Matthew Fraser
A lack of specialist financial training led to bad reporting of the economic crisis, claims Matthew Fraser, research fellow at the INSEAD business school and adjunct professor at the American University of Paris.

Fraser, who earlier in his career was editor-in-chief of Canadian daily newspaper, National Post, told delegates at the Journalism in Crisis conference at the University of Westminster last week that he believed the way journalists in the US and the UK were trained had led to inaccurate and tardy reporting of the economic crash.

American financial journalists were left ill-equipped to report the crisis as a result of general journalistic training; while British counterparts frequently arrive at quality nationals and the BBC with general degrees from either Cambridge or Oxford University, he told Journalism.co.uk.

This had 'serious implications for business journalism, especially in times of crisis', said Fraser, who also lectures at the Institut d'Etudes Politiques de Paris.

Fraser's comments echoed accusations made in the POLIS report published last year, at the think-tank's high-profile debate in February, and also the Columbia Journalism Review's assessment of coverage.

"In the US there are hundreds and hundreds of journalism schools and there students receive training in journalism; what they don't get - with very few exceptions - is financial training: quantitative skills, learning how to read balance sheets, economics, understanding how economies function, macro and micro economics," Fraser told Journalism.co.uk.

"Most journalism students enter the 'profession' - and I put the word in quotes because it's not really a profession - without any quantitative skills whatsoever.

"They go into business journalism and they're very ill-equipped to cover markets. They sort of learn it as they go."

In the UK, he believes a different tradition of training has led to a similar dearth of skills: "Until recently there weren't many journalism schools in the UK. Journalism education is an American import into Britain," he said.

"Traditionally, the top newspapers in Fleet Street and the BBC recruited from Oxbridge. They're the students who studied classics, or PPE (philosophy, politics and economics) or anthropology or sociology.

"Because they had a good second, or a first, they would get a good job at the BBC, the Financial Times, the Times or the Telegraph, and off they went. Good example is Boris Johnson, currently the mayor of London. Fleet Street and the BBC rarely recruited from these peripheral universities like Bradford or Keele.
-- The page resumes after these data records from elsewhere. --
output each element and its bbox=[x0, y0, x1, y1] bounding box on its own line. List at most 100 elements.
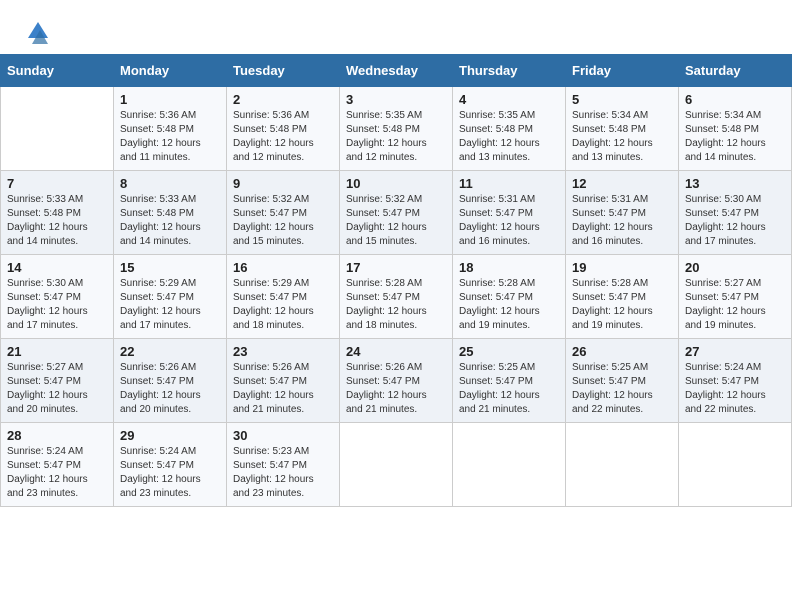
cell-info: Sunrise: 5:29 AM Sunset: 5:47 PM Dayligh… bbox=[120, 277, 220, 333]
cell-date-number: 8 bbox=[120, 176, 220, 191]
week-row-3: 14 Sunrise: 5:30 AM Sunset: 5:47 PM Dayli… bbox=[1, 255, 792, 339]
cell-info: Sunrise: 5:23 AM Sunset: 5:47 PM Dayligh… bbox=[233, 445, 333, 501]
cell-info: Sunrise: 5:24 AM Sunset: 5:47 PM Dayligh… bbox=[7, 445, 107, 501]
calendar-cell: 16Sunrise: 5:29 AM Sunset: 5:47 PM Dayli… bbox=[227, 255, 340, 339]
calendar-cell: 14 Sunrise: 5:30 AM Sunset: 5:47 PM Dayli… bbox=[1, 255, 114, 339]
calendar-cell: 17 Sunrise: 5:28 AM Sunset: 5:47 PM Dayli… bbox=[340, 255, 453, 339]
weekday-header-wednesday: Wednesday bbox=[340, 55, 453, 87]
cell-date-number: 3 bbox=[346, 92, 446, 107]
page: SundayMondayTuesdayWednesdayThursdayFrid… bbox=[0, 0, 792, 507]
calendar-cell: 19 Sunrise: 5:28 AM Sunset: 5:47 PM Dayli… bbox=[566, 255, 679, 339]
calendar-cell: 10 Sunrise: 5:32 AM Sunset: 5:47 PM Dayli… bbox=[340, 171, 453, 255]
calendar-cell: 28 Sunrise: 5:24 AM Sunset: 5:47 PM Dayli… bbox=[1, 423, 114, 507]
calendar-cell: 13 Sunrise: 5:30 AM Sunset: 5:47 PM Dayli… bbox=[679, 171, 792, 255]
cell-date-number: 19 bbox=[572, 260, 672, 275]
calendar-cell: 9 Sunrise: 5:32 AM Sunset: 5:47 PM Daylig… bbox=[227, 171, 340, 255]
cell-info: Sunrise: 5:36 AM Sunset: 5:48 PM Dayligh… bbox=[120, 109, 220, 165]
weekday-header-monday: Monday bbox=[114, 55, 227, 87]
calendar-cell: 29 Sunrise: 5:24 AM Sunset: 5:47 PM Dayli… bbox=[114, 423, 227, 507]
cell-info: Sunrise: 5:26 AM Sunset: 5:47 PM Dayligh… bbox=[120, 361, 220, 417]
cell-date-number: 10 bbox=[346, 176, 446, 191]
cell-date-number: 20 bbox=[685, 260, 785, 275]
calendar-cell bbox=[340, 423, 453, 507]
cell-date-number: 18 bbox=[459, 260, 559, 275]
calendar-cell: 27 Sunrise: 5:24 AM Sunset: 5:47 PM Dayli… bbox=[679, 339, 792, 423]
cell-date-number: 27 bbox=[685, 344, 785, 359]
calendar-cell: 20 Sunrise: 5:27 AM Sunset: 5:47 PM Dayli… bbox=[679, 255, 792, 339]
calendar-cell: 30 Sunrise: 5:23 AM Sunset: 5:47 PM Dayli… bbox=[227, 423, 340, 507]
calendar-cell: 11 Sunrise: 5:31 AM Sunset: 5:47 PM Dayli… bbox=[453, 171, 566, 255]
calendar-cell: 26 Sunrise: 5:25 AM Sunset: 5:47 PM Dayli… bbox=[566, 339, 679, 423]
cell-date-number: 29 bbox=[120, 428, 220, 443]
cell-info: Sunrise: 5:28 AM Sunset: 5:47 PM Dayligh… bbox=[346, 277, 446, 333]
cell-info: Sunrise: 5:27 AM Sunset: 5:47 PM Dayligh… bbox=[685, 277, 785, 333]
cell-info: Sunrise: 5:24 AM Sunset: 5:47 PM Dayligh… bbox=[685, 361, 785, 417]
cell-date-number: 17 bbox=[346, 260, 446, 275]
logo bbox=[24, 18, 50, 46]
calendar-cell: 3 Sunrise: 5:35 AM Sunset: 5:48 PM Daylig… bbox=[340, 87, 453, 171]
cell-info: Sunrise: 5:27 AM Sunset: 5:47 PM Dayligh… bbox=[7, 361, 107, 417]
cell-date-number: 2 bbox=[233, 92, 333, 107]
cell-info: Sunrise: 5:34 AM Sunset: 5:48 PM Dayligh… bbox=[572, 109, 672, 165]
cell-info: Sunrise: 5:31 AM Sunset: 5:47 PM Dayligh… bbox=[572, 193, 672, 249]
cell-date-number: 15 bbox=[120, 260, 220, 275]
cell-info: Sunrise: 5:32 AM Sunset: 5:47 PM Dayligh… bbox=[346, 193, 446, 249]
week-row-5: 28 Sunrise: 5:24 AM Sunset: 5:47 PM Dayli… bbox=[1, 423, 792, 507]
cell-info: Sunrise: 5:30 AM Sunset: 5:47 PM Dayligh… bbox=[685, 193, 785, 249]
cell-date-number: 1 bbox=[120, 92, 220, 107]
calendar-cell bbox=[1, 87, 114, 171]
header bbox=[0, 0, 792, 54]
cell-date-number: 16 bbox=[233, 260, 333, 275]
weekday-header-friday: Friday bbox=[566, 55, 679, 87]
cell-info: Sunrise: 5:36 AM Sunset: 5:48 PM Dayligh… bbox=[233, 109, 333, 165]
cell-date-number: 6 bbox=[685, 92, 785, 107]
cell-info: Sunrise: 5:26 AM Sunset: 5:47 PM Dayligh… bbox=[346, 361, 446, 417]
calendar-cell: 5 Sunrise: 5:34 AM Sunset: 5:48 PM Daylig… bbox=[566, 87, 679, 171]
cell-info: Sunrise: 5:28 AM Sunset: 5:47 PM Dayligh… bbox=[572, 277, 672, 333]
cell-date-number: 28 bbox=[7, 428, 107, 443]
cell-info: Sunrise: 5:35 AM Sunset: 5:48 PM Dayligh… bbox=[346, 109, 446, 165]
calendar-cell: 7Sunrise: 5:33 AM Sunset: 5:48 PM Daylig… bbox=[1, 171, 114, 255]
cell-date-number: 23 bbox=[233, 344, 333, 359]
cell-date-number: 13 bbox=[685, 176, 785, 191]
cell-date-number: 11 bbox=[459, 176, 559, 191]
calendar-cell: 15 Sunrise: 5:29 AM Sunset: 5:47 PM Dayli… bbox=[114, 255, 227, 339]
cell-date-number: 26 bbox=[572, 344, 672, 359]
cell-info: Sunrise: 5:25 AM Sunset: 5:47 PM Dayligh… bbox=[459, 361, 559, 417]
week-row-1: 1 Sunrise: 5:36 AM Sunset: 5:48 PM Daylig… bbox=[1, 87, 792, 171]
cell-info: Sunrise: 5:33 AM Sunset: 5:48 PM Dayligh… bbox=[7, 193, 107, 249]
cell-date-number: 22 bbox=[120, 344, 220, 359]
calendar-cell: 21 Sunrise: 5:27 AM Sunset: 5:47 PM Dayli… bbox=[1, 339, 114, 423]
calendar-cell: 1 Sunrise: 5:36 AM Sunset: 5:48 PM Daylig… bbox=[114, 87, 227, 171]
cell-info: Sunrise: 5:35 AM Sunset: 5:48 PM Dayligh… bbox=[459, 109, 559, 165]
weekday-header-thursday: Thursday bbox=[453, 55, 566, 87]
calendar-cell: 24Sunrise: 5:26 AM Sunset: 5:47 PM Dayli… bbox=[340, 339, 453, 423]
cell-info: Sunrise: 5:32 AM Sunset: 5:47 PM Dayligh… bbox=[233, 193, 333, 249]
cell-date-number: 14 bbox=[7, 260, 107, 275]
weekday-header-saturday: Saturday bbox=[679, 55, 792, 87]
cell-info: Sunrise: 5:25 AM Sunset: 5:47 PM Dayligh… bbox=[572, 361, 672, 417]
calendar-cell bbox=[453, 423, 566, 507]
calendar-cell: 2 Sunrise: 5:36 AM Sunset: 5:48 PM Daylig… bbox=[227, 87, 340, 171]
cell-info: Sunrise: 5:33 AM Sunset: 5:48 PM Dayligh… bbox=[120, 193, 220, 249]
cell-info: Sunrise: 5:31 AM Sunset: 5:47 PM Dayligh… bbox=[459, 193, 559, 249]
calendar-cell bbox=[566, 423, 679, 507]
calendar-cell: 23 Sunrise: 5:26 AM Sunset: 5:47 PM Dayli… bbox=[227, 339, 340, 423]
cell-info: Sunrise: 5:34 AM Sunset: 5:48 PM Dayligh… bbox=[685, 109, 785, 165]
cell-date-number: 9 bbox=[233, 176, 333, 191]
calendar-cell: 12 Sunrise: 5:31 AM Sunset: 5:47 PM Dayli… bbox=[566, 171, 679, 255]
calendar-cell: 25Sunrise: 5:25 AM Sunset: 5:47 PM Dayli… bbox=[453, 339, 566, 423]
cell-date-number: 30 bbox=[233, 428, 333, 443]
week-row-2: 7Sunrise: 5:33 AM Sunset: 5:48 PM Daylig… bbox=[1, 171, 792, 255]
logo-icon bbox=[26, 18, 50, 46]
cell-info: Sunrise: 5:28 AM Sunset: 5:47 PM Dayligh… bbox=[459, 277, 559, 333]
calendar-cell: 18 Sunrise: 5:28 AM Sunset: 5:47 PM Dayli… bbox=[453, 255, 566, 339]
cell-info: Sunrise: 5:26 AM Sunset: 5:47 PM Dayligh… bbox=[233, 361, 333, 417]
weekday-header-tuesday: Tuesday bbox=[227, 55, 340, 87]
cell-date-number: 12 bbox=[572, 176, 672, 191]
cell-info: Sunrise: 5:30 AM Sunset: 5:47 PM Dayligh… bbox=[7, 277, 107, 333]
cell-info: Sunrise: 5:24 AM Sunset: 5:47 PM Dayligh… bbox=[120, 445, 220, 501]
calendar-table: SundayMondayTuesdayWednesdayThursdayFrid… bbox=[0, 54, 792, 507]
cell-date-number: 21 bbox=[7, 344, 107, 359]
cell-date-number: 5 bbox=[572, 92, 672, 107]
"The British tradition is very amateur, amateur in the noble sense of the word. I don't mean amateur in the sense that they don't know what they're talking about, but amateur in that you could get a very good, senior job on Fleet Street with simply a very general degree from Oxford or Cambridge.

"Like in the US, they entered the profession without any financial or quantitative training."

Too little, too late, says Fraser
Very few journalists covered the financial crisis ahead of the first major crashes, and those that did, were senior columnists who were not writing big investigations, he added.

"With rare exceptions, journalists were not writing about the crisis before [it happened]: most journalists in the US and the UK started writing about the crisis after the institutions started to collapse," he said.

It would be, he said, like reporting on the Second World War, once war had already broken out: "Think about journalists only writing about the war after Hitler invades Poland and not actually seeing that Nazi Germany posed a threat to Europe and the world.

"There is always a market for sharp analysis and commentary. The problem - at least in the US - is that commentary and news are not only separated in the newspaper, but they're separated physically in the building."

What is needed, he added, is 'forensic accounting', which is key to discovering which companies are hiding things, via expenses and bonuses, for example.

"You need reporters who absolutely understand the numbers and understand balance sheet mergers and acquisitions, how companies are valued and audit procedures."